To say that the audience at Monday’s performance of Jake Heggie, Gene Scheer, and Jawole Willa Jo Zollar’s Intelligence, was moved by the story would be an understatement. From the moment the curtain rose, the energy was electric. As the story of Elizabeth Van Lew and Mary Jane Bowser—two spies for the Union during the Civil War, one wealthy, the other an enslaved member of her household—unfolded, the audience alternately cheered, applauded, and gasped in shock at unexpected twists and turns.
This was High School Night for HGO’s 75th world premiere opera, Intelligence, at the Wortham Theater Center. Over 1,300 students from across Houston had come together at the theater for the performance, made possible by a generous donation from HGO supporter John Nau III, who underwrote all costs for the evening, including transportation, ticketing, and concessions for the students.
Kevin Gray, who teaches AP African American Studies at Waltrip High School, said that his students had been full of excitement ahead of coming to the opera, and that they’d had a lot of conversations about it in the classroom.
“My students asked why it was called Intelligence,” Gray shared. “I explained that on one hand it refers to military intelligence, but there was also the assumption that enslaved people weren’t intelligent, so it’s almost an act of defiance, to name the opera the very thing that people were actively denied.”
To be out for an evening at the opera with his students was, Gray confided, incredibly meaningful for him as an educator.
Another teacher, this one from KIPP Academy, asked her students to share their thoughts on Intelligence and sent them over to the HGO team after the show.

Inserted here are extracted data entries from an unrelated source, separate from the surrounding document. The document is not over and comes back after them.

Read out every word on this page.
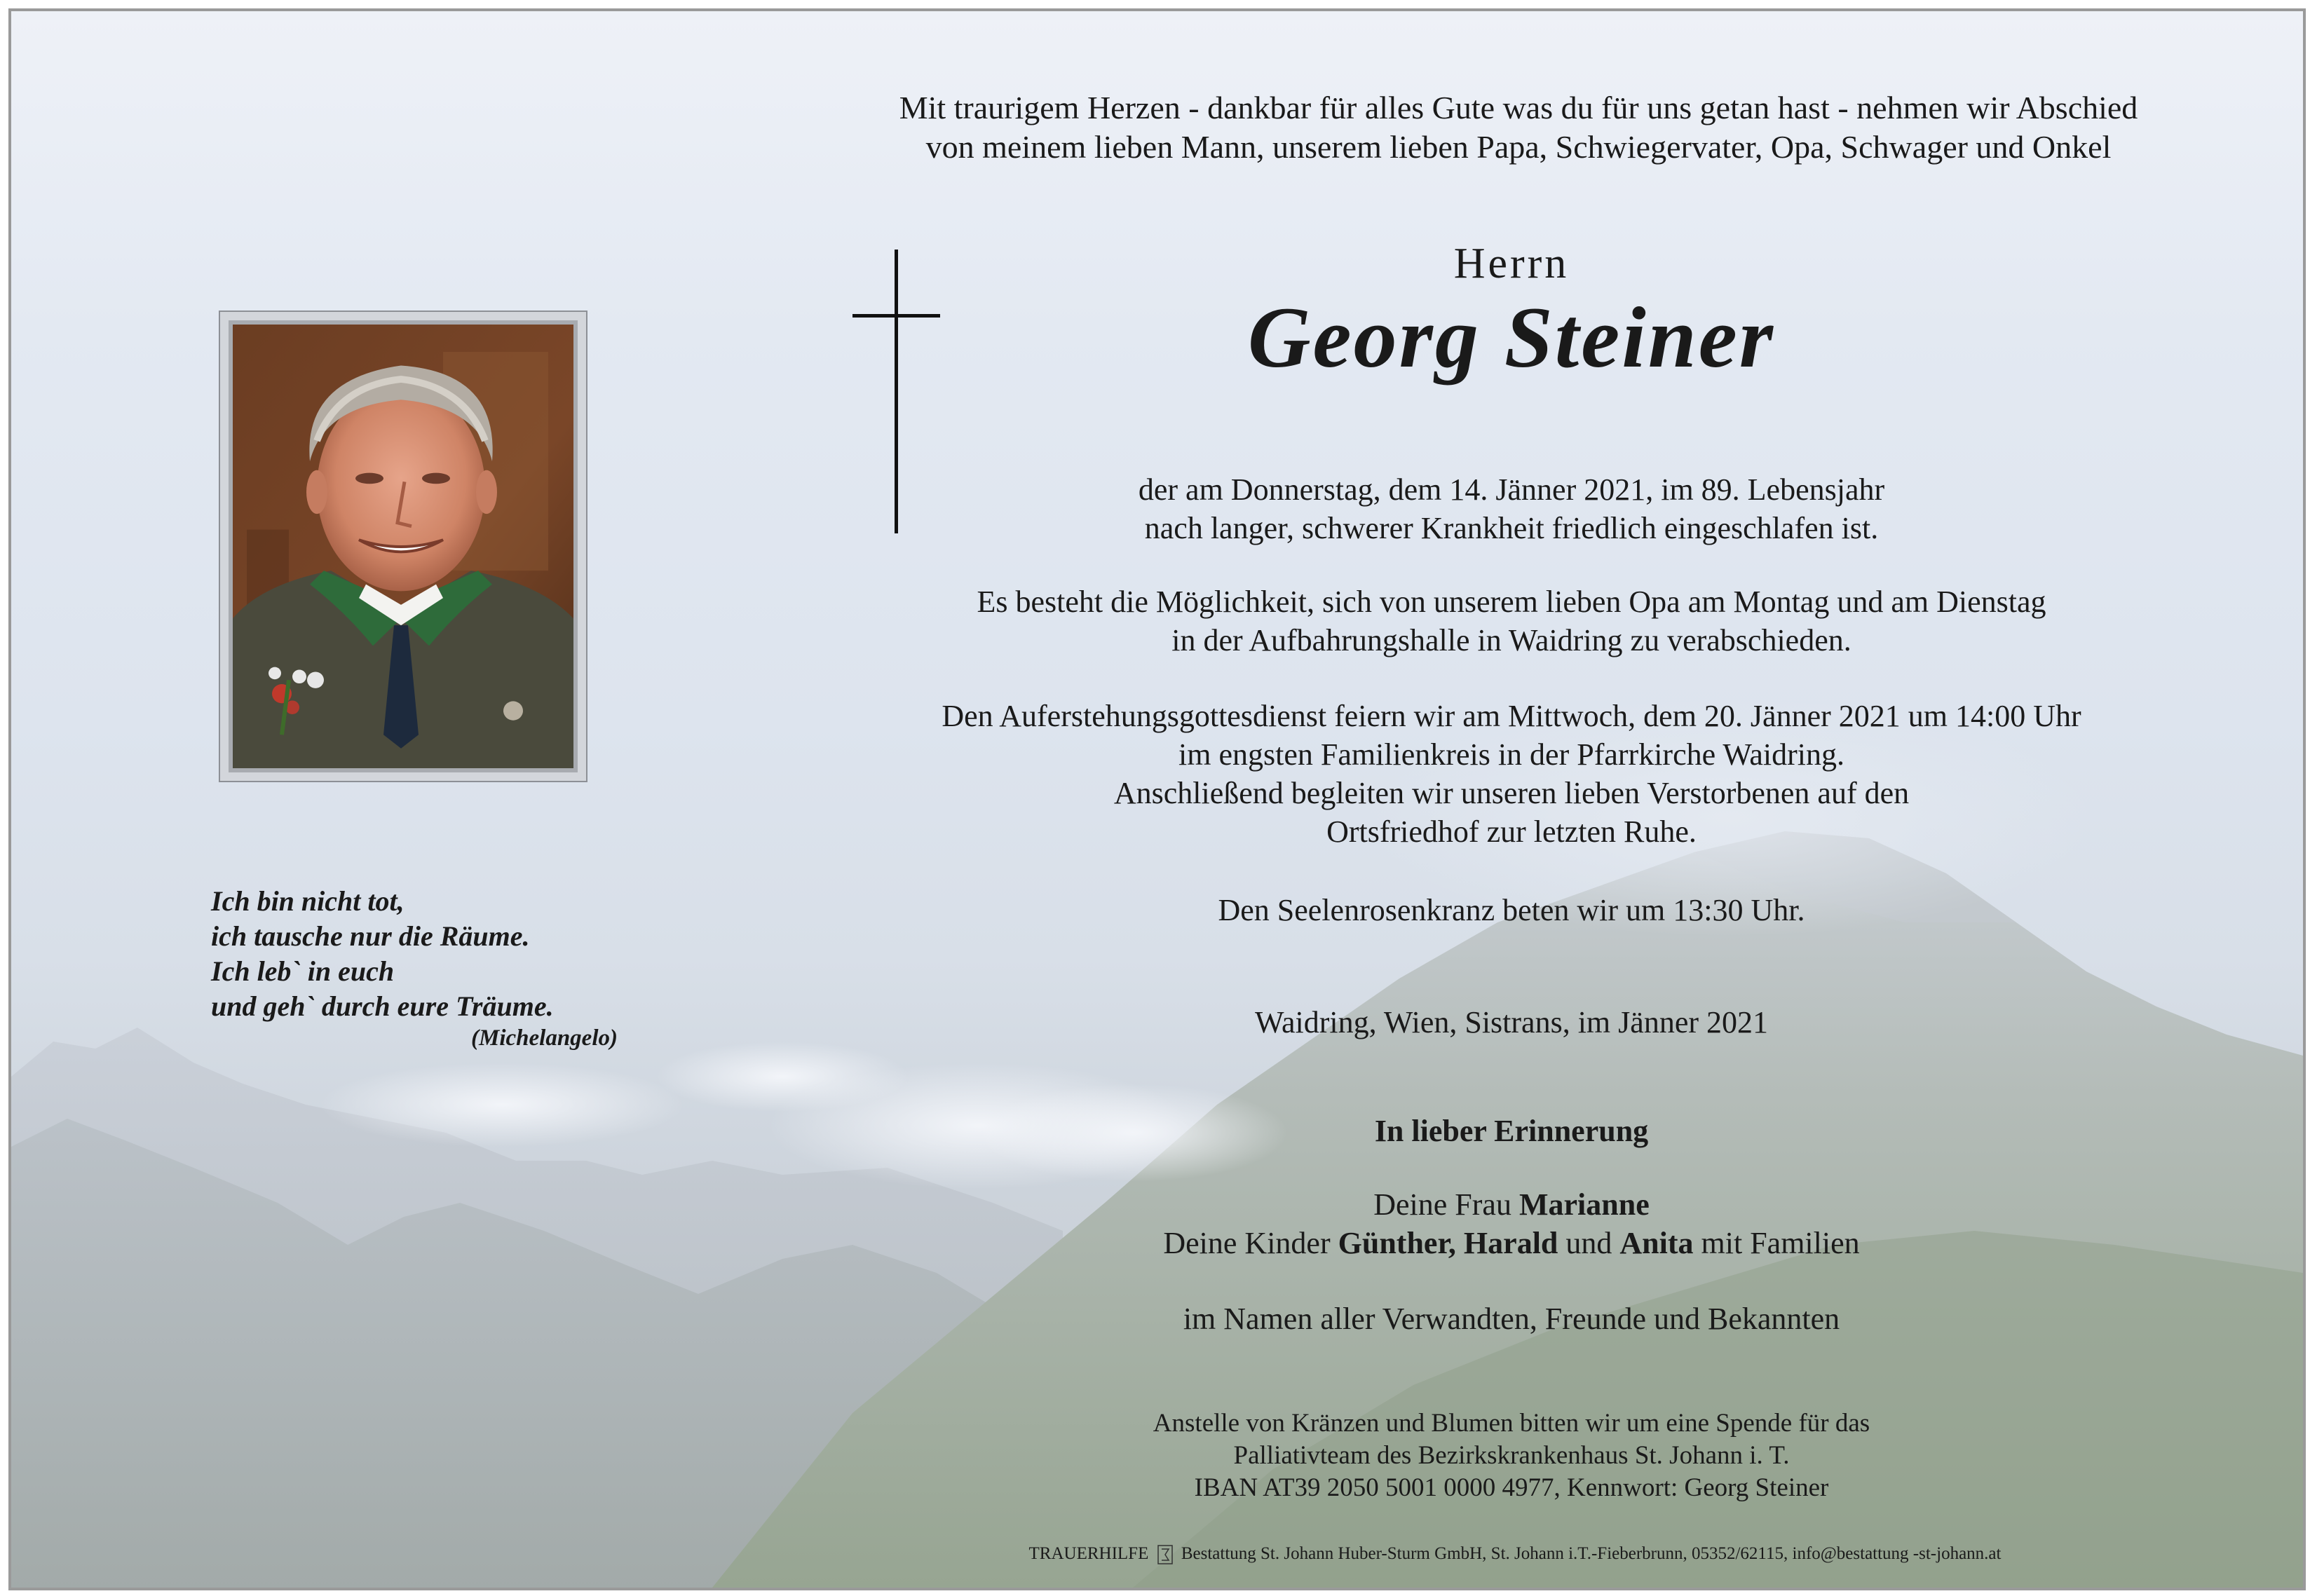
Mit traurigem Herzen - dankbar für alles Gute was du für uns getan hast - nehmen wir Abschied
von meinem lieben Mann, unserem lieben Papa, Schwiegervater, Opa, Schwager und Onkel
Herrn
Georg Steiner
der am Donnerstag, dem 14. Jänner 2021, im 89. Lebensjahr
nach langer, schwerer Krankheit friedlich eingeschlafen ist.
Es besteht die Möglichkeit, sich von unserem lieben Opa am Montag und am Dienstag
in der Aufbahrungshalle in Waidring zu verabschieden.
Den Auferstehungsgottesdienst feiern wir am Mittwoch, dem 20. Jänner 2021 um 14:00 Uhr
im engsten Familienkreis in der Pfarrkirche Waidring.
Anschließend begleiten wir unseren lieben Verstorbenen auf den
Ortsfriedhof zur letzten Ruhe.
Den Seelenrosenkranz beten wir um 13:30 Uhr.
Waidring, Wien, Sistrans, im Jänner 2021
In lieber Erinnerung
Deine Frau Marianne
Deine Kinder Günther, Harald und Anita mit Familien
im Namen aller Verwandten, Freunde und Bekannten
Anstelle von Kränzen und Blumen bitten wir um eine Spende für das
Palliativteam des Bezirkskrankenhaus St. Johann i. T.
IBAN AT39 2050 5001 0000 4977, Kennwort: Georg Steiner
Ich bin nicht tot,
ich tausche nur die Räume.
Ich leb` in euch
und geh` durch eure Träume.
(Michelangelo)
TRAUERHILFE Bestattung St. Johann Huber-Sturm GmbH, St. Johann i.T.-Fieberbrunn, 05352/62115, info@bestattung -st-johann.at
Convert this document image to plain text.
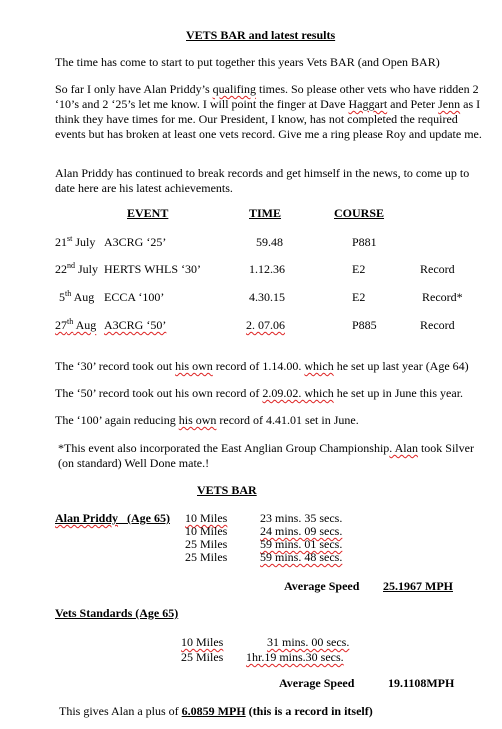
VETS BAR and latest results
The time has come to start to put together this years Vets BAR (and Open BAR)
So far I only have Alan Priddy’s qualifing times. So please other vets who have ridden 2 ‘10’s and 2 ‘25’s let me know. I will point the finger at Dave Haggart and Peter Jenn as I think they have times for me. Our President, I know, has not completed the required events but has broken at least one vets record. Give me a ring please Roy and update me.
Alan Priddy has continued to break records and get himself in the news, to come up to date here are his latest achievements.
EVENT	TIME	COURSE
21st July A3CRG ‘25’	59.48	P881
22nd July HERTS WHLS ‘30’	1.12.36	E2	Record
5th Aug ECCA ‘100’	4.30.15	E2	Record*
27th Aug A3CRG ‘50’	2. 07.06	P885	Record
The ‘30’ record took out his own record of 1.14.00. which he set up last year (Age 64)
The ‘50’ record took out his own record of 2.09.02. which he set up in June this year.
The ‘100’ again reducing his own record of 4.41.01 set in June.
*This event also incorporated the East Anglian Group Championship. Alan took Silver (on standard) Well Done mate.!
VETS BAR
Alan Priddy (Age 65) 10 Miles	23 mins. 35 secs.
10 Miles	24 mins. 09 secs.
25 Miles	59 mins. 01 secs.
25 Miles	59 mins. 48 secs.
Average Speed 25.1967 MPH
Vets Standards (Age 65)
10 Miles	31 mins. 00 secs.
25 Miles 1hr.19 mins.30 secs.
Average Speed	19.1108MPH
This gives Alan a plus of 6.0859 MPH (this is a record in itself)
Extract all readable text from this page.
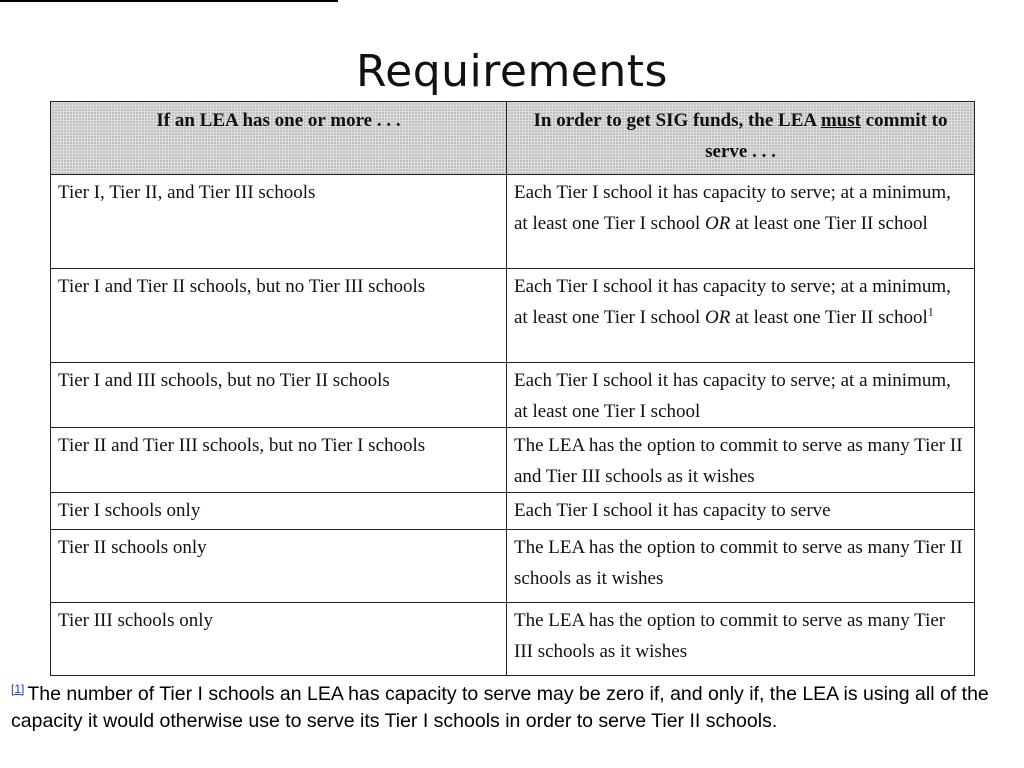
Requirements
If an LEA has one or more . . .	In order to get SIG funds, the LEA must commit to serve . . .
Tier I, Tier II, and Tier III schools	Each Tier I school it has capacity to serve; at a minimum, at least one Tier I school OR at least one Tier II school
Tier I and Tier II schools, but no Tier III schools	Each Tier I school it has capacity to serve; at a minimum, at least one Tier I school OR at least one Tier II school$^1$
Tier I and III schools, but no Tier II schools	Each Tier I school it has capacity to serve; at a minimum, at least one Tier I school
Tier II and Tier III schools, but no Tier I schools	The LEA has the option to commit to serve as many Tier II and Tier III schools as it wishes
Tier I schools only	Each Tier I school it has capacity to serve
Tier II schools only	The LEA has the option to commit to serve as many Tier II schools as it wishes
Tier III schools only	The LEA has the option to commit to serve as many Tier III schools as it wishes
[1] The number of Tier I schools an LEA has capacity to serve may be zero if, and only if, the LEA is using all of the capacity it would otherwise use to serve its Tier I schools in order to serve Tier II schools.
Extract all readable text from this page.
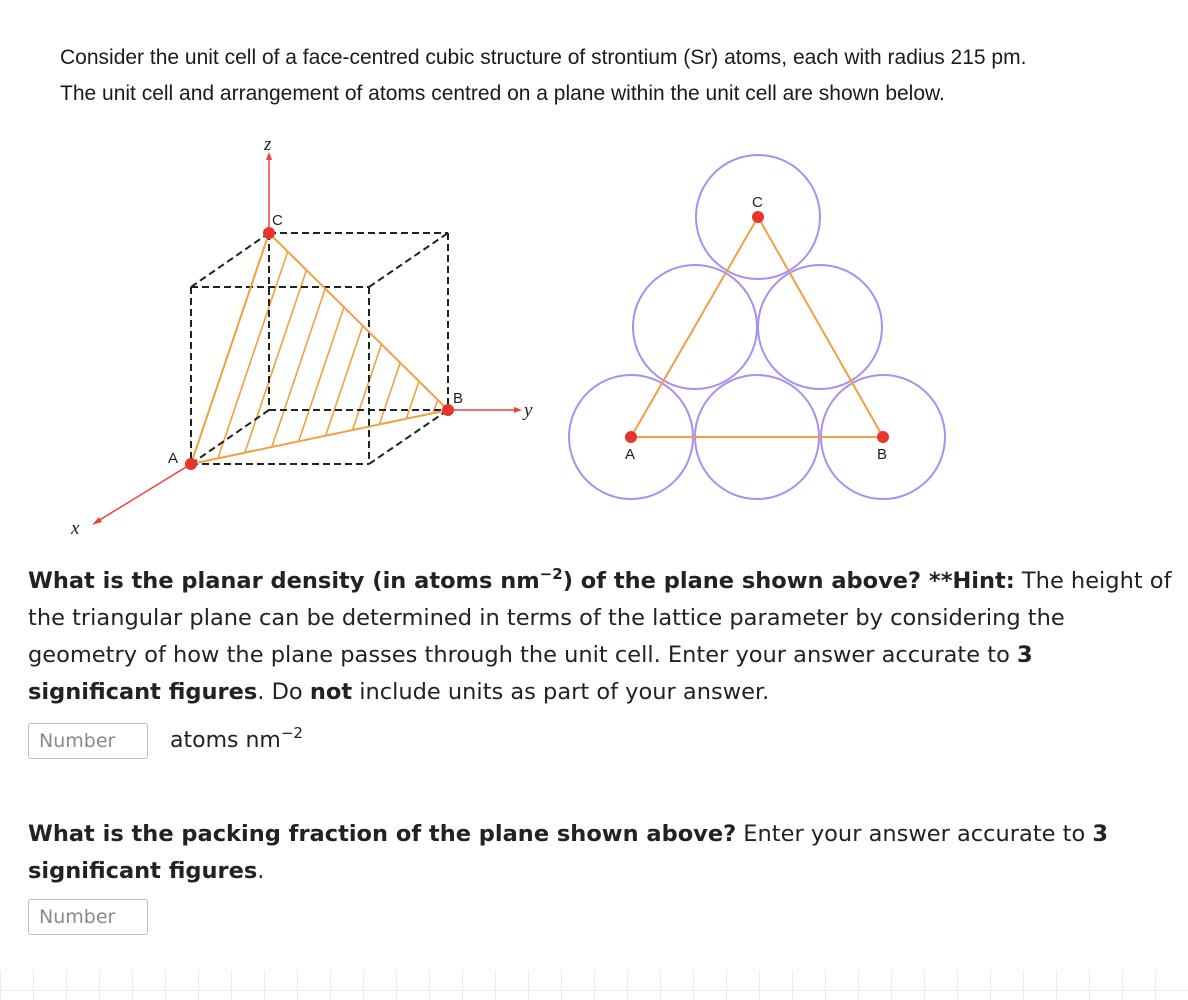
Consider the unit cell of a face-centred cubic structure of strontium (Sr) atoms, each with radius 215 pm.

The unit cell and arrangement of atoms centred on a plane within the unit cell are shown below.

z
y
x
C
B
A	A	B
C
What is the planar density (in atoms $nm^{-2}$) of the plane shown above? **Hint: The height of the triangular plane can be determined in terms of the lattice parameter by considering the geometry of how the plane passes through the unit cell. Enter your answer accurate to 3 significant figures. Do not include units as part of your answer.
Number
atoms $nm^{-2}$
What is the packing fraction of the plane shown above? Enter your answer accurate to 3 significant figures.
Number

Here’s just a taste of what they had to say:
“I absolutely LOVED this performance. For my first-ever opera, the experience was astounding, the visuals, the orchestra, the story (especially the plot twists), it was all very, very captivating, I was really invested in it, especially when I found out that Ms. Van Lew and Mary Jane were half-sisters and that Ms. Van Lew hid it from Mary Jane while also making her go on dangerous missions that could get her killed.”
“I was astonished when we got the big reveal that Lucinda was Mary Jane’s Mom… The amount of feeling and energy put into this show is just amazing.”
“Those dancers really did their thing. I admire whoever choreographed those moves, it brought a whole other meaning to the story. And those VOICES!”
After intermission, back in the theater for the opera’s thrilling Act Two, the students’ enthusiasm continued unabated. When the villain Travis Briggs, a Confederate Home Guard who’d been trying to sniff out the spy ring and menacing Mary Jane, met his end, the audience roared in celebration.
The mezzo-soprano J’Nai Bridges, who plays Lucinda in the opera, captured the scene from the side of the stage and shared it on her social media. It was clear that as inspired as the students were by the artists on the stage, the artists were equally inspired by them.
“Can we have a student audience every night? That’s all I have to say,” Bridges said to the camera. “And go HGO for inviting schools from all over the city for free. No one paid a dime to come to this performance. I’m just blown away. This is what it’s all about.”